Ghana to experience food shortage next year – Mahama
Former President John Dramani Mahama says, due to the abysmal performance of the Akufo-Addo Government on the agricultural sector, the country might face severe famine in the coming year.
Mr Mahama prediction was based on the non-materialisation of the government’s flagship programme “Planting for Food and Jobs”.
He said: “If we don’t take care next year there would be famine in Ghana because planting for food and jobs programme had failed.”
The former president while being interviewed by a local radio station in the Bono region as part of his “thank you tour yesterday”, made this prediction.
The 2020 presidential candidate of the National Democratic Congress (NDC) indicated that the programme, which the incumbent government made Ghanaians believe, was a novel idea to create opportunities, especially for the youths, was a sham.
According to him, it was a programme that was been funded by the Canadian Government that the Akufo-Addo administration took over from him and made it seems like something new.
He explained that the Canadian Government provided the support after having identified that the agriculture sector is capable of employing more people than any other sector of the Ghanaian economy.
“So they supported us with some funds to embark on agriculture programmes.
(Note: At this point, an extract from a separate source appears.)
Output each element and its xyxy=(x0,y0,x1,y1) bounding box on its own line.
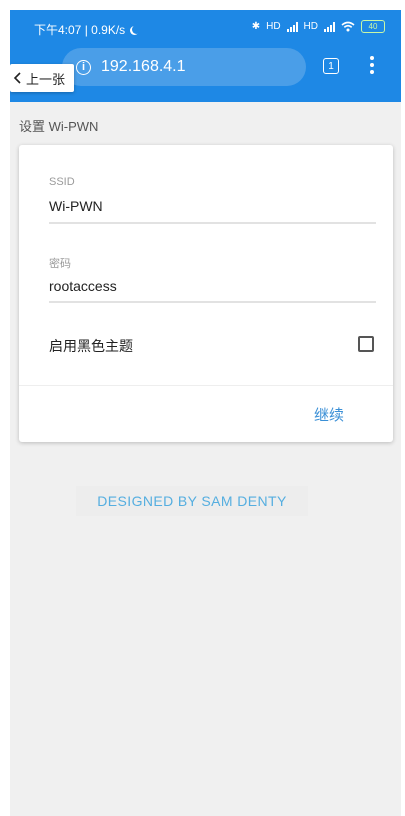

We were pursuing the programme until we were voted out of power,” he said. “The programme has sunk through the government’s fingers without making best out of it meanwhile the funding had ceased”.
The government, therefore, through the Ministry of Finance is expected to mobilise funds internally to push the programme running but he said: “The Finance Ministry’s coffer is dry.”
Unfortunately, failure on the part of the government to sustain the planting for food and jobs has had a downstream effect on commodity prices – food price on the market is not stable and rising astronomically or increasing by double fold, he added.
Moreover, the government’s fertiliser subsidy programme has also collapsed, giving farmers no other option than purchase agrochemical out-of-pocket, which many cannot afford, due to the exorbitant cost.
Mr Mahama also blamed the dying poultry industry on the government, saying that the high cost of fertiliser had compelled a sibling, a farmer, of his to reduce a 300-acre maize farm to 80 acres, hence many farmers cannot afford feed for their birds.
He said the poultry industry is dying because farmers are unable to break even, as a result of the high cost of feed and the continuous threat by imported frozen birds.